Чем больше Павел Платонович ощущал себя Онегиным, вдруг иначе оценившим прелесть Татьяны, тем чаще он спасался одним лишь средством.

— Антоша, иди ко мне, — на угрожающей точке отчаяния звал Павел Платонович. Слыша топот детских ножек, он успокаивался, выдыхал и умилялся белокурому кучерявому Антоше — ну вылитый херувим.

— Вот сынок, смотри. Сколько палочек у папы в руке? Две, — отвечал он за сына, — бери… ещё две… — сам брал, сам считал, и так полгода повторялся математический тет-а-театр отца и сына.

* * *

 Едва Павел Платонович с Антошей вышли со двора церкви, закапал мелкий дождик. «Покапает и перестанет», — решил Павел Платонович, но просчитался — дождь усиливался. Посадив сына на левую руку, изрядно промокший Павел Платонович заскочил в школу. Не почувствовав голода в церковной трапезной и отказавшись от пирожков, теперь он сразу уловил запах свежей выпечки из буфета. На ватных ногах, ощущая, как его бросает то в жар, то в холод, он двинулся в сторону ароматной Лидочкиной обители.

Она взглянула ему прямо в глаза, мило приоткрыв ротик от удивления, и вдруг засветилась ещё ярче. Откуда было в ней столько счастья — муж ли одаривал её заботой и лаской, сама ли любовь выкипала из неё — Павел Платонович не знал. Шаг за шагом он подходил к ней, чувствуя себя то снова пятнадцатилетним, то стариком даже не с сыном, а с внуком на руках.

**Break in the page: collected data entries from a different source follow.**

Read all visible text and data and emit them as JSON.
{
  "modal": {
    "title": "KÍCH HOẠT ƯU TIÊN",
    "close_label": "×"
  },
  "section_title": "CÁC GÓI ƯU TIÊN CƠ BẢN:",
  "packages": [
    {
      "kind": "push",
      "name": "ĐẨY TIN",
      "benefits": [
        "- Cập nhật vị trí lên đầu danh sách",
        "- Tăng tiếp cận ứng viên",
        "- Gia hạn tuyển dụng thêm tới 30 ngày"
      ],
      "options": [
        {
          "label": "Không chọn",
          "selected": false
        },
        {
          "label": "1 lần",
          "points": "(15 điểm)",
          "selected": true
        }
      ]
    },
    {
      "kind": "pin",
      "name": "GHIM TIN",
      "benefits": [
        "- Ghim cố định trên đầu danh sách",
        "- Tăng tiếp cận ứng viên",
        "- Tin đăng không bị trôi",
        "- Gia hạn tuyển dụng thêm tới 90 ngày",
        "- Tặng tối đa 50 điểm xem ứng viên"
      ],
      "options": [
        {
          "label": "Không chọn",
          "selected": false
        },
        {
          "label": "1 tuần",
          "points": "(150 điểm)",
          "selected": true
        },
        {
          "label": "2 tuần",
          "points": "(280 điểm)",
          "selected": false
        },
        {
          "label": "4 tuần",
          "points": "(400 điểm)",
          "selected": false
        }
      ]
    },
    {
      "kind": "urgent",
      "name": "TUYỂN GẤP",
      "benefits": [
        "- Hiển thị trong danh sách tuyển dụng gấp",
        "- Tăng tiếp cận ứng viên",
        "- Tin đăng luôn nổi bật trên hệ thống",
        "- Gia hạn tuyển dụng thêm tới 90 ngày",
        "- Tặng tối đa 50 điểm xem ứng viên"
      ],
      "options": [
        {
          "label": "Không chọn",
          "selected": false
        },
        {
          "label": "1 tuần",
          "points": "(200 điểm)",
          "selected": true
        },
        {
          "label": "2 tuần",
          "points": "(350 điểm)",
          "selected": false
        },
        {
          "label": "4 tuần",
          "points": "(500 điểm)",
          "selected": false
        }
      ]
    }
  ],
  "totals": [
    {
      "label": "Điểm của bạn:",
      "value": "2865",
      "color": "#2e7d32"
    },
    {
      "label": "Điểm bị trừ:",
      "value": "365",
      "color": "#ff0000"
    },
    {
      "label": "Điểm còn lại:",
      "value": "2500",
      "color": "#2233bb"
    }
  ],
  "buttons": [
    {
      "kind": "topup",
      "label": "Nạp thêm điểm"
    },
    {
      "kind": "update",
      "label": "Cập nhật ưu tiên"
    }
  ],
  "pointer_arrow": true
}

— Здравствуйте, — сказал он. — Здравствуй, — тотчас поправил себя Павел Платонович.

— Здравствуй…те, Павел Платонович, — поправила приветствие и Лида.

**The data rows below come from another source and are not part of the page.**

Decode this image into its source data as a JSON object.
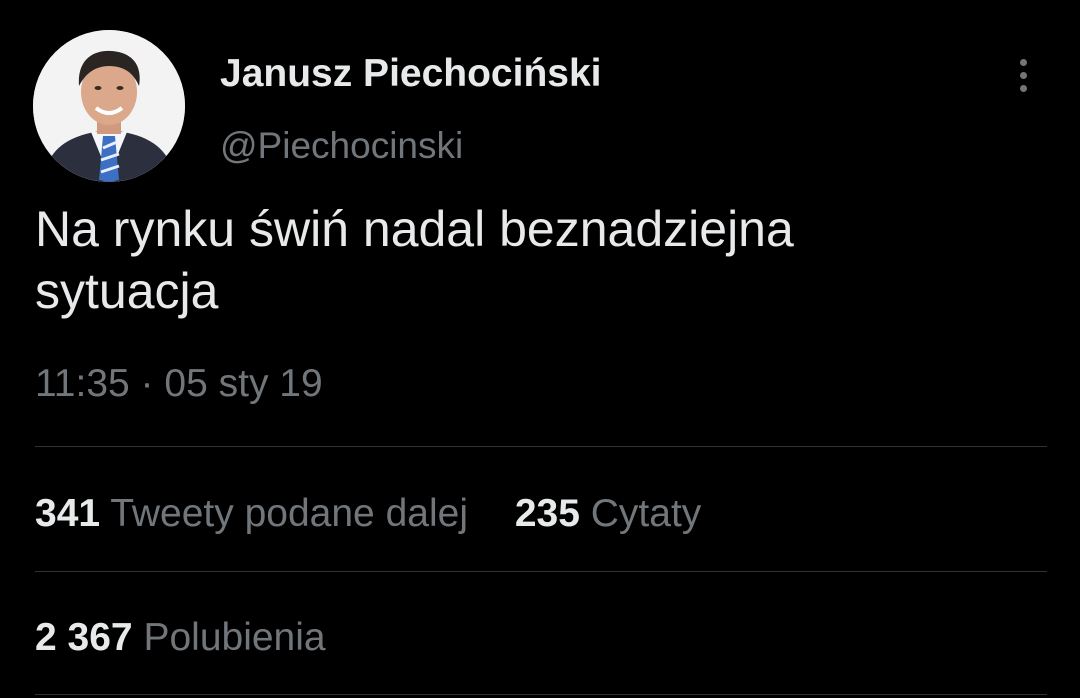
{
  "author": {
    "display_name": "Janusz Piechociński",
    "handle": "@Piechocinski"
  },
  "tweet": {
    "text_line1": "Na rynku świń nadal beznadziejna",
    "text_line2": "sytuacja",
    "time": "11:35",
    "separator": "·",
    "date": "05 sty 19"
  },
  "stats": {
    "retweets_count": "341",
    "retweets_label": "Tweety podane dalej",
    "quotes_count": "235",
    "quotes_label": "Cytaty",
    "likes_count": "2 367",
    "likes_label": "Polubienia"
  },
  "icons": {
    "more": "more-vertical-icon"
  },
  "colors": {
    "background": "#000000",
    "primary_text": "#e7e9ea",
    "secondary_text": "#71767b",
    "divider": "#2f3336"
  }
}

— Ну что ты в самом деле, — смутился Павел Платонович, усмотрев в обращении по имени-отчеству укол за прошлое. — Можно просто Паша, — он помолчал и добавил, — как раньше…

— Ученики здесь ваши бегают, неудобно, — бесхитростно ответила Лида. — Им, сорванцам, только дай повод, будут кривляться из-за угла.

— Воспитывать надо, — пространно выразился Павел Платонович, как на педсовете, и умолк, задумавшись, что ещё сказать и зачем он вообще пришёл в буфет.

Очередь слов и фраз, недоговоренных, невыспрошенных, толклась на языке Павла Платоновича. Ему вдруг вспомнилось, как Антоша с полным ртом каши тянулся за малиной, что лежала на столе, хватал ягоды и подносил их к губам. Только приоткрой рот — и каша полезет наружу, а проглотить её зараз тоже было не под силу. Антоша жалобно смотрел на отца, не зная, как справиться с этой задачей. Вот и Павел Платонович так же смотрел на Лиду, с тоской, жалобно. Она поймала взгляд, спохватилась.

— Вы голодные? Чем вас порадовать? — засуетилась Лида, неприкрыто разглядывая Антошу.

— Да…я… не голодные… Сын, то есть не голодный, а я… — снова запутался Павел Платонович, теряя последнее уважение к себе. Хотелось стиснуть зубы с этой кашей из слов, выругаться про себя… «Лида, ты прости… Ты простила меня?» — носилось в голове.

— Тут вот булочки у меня свежие — берите. Даже директор хвалит. Говорит, что его бабушка и то лучше не пекла.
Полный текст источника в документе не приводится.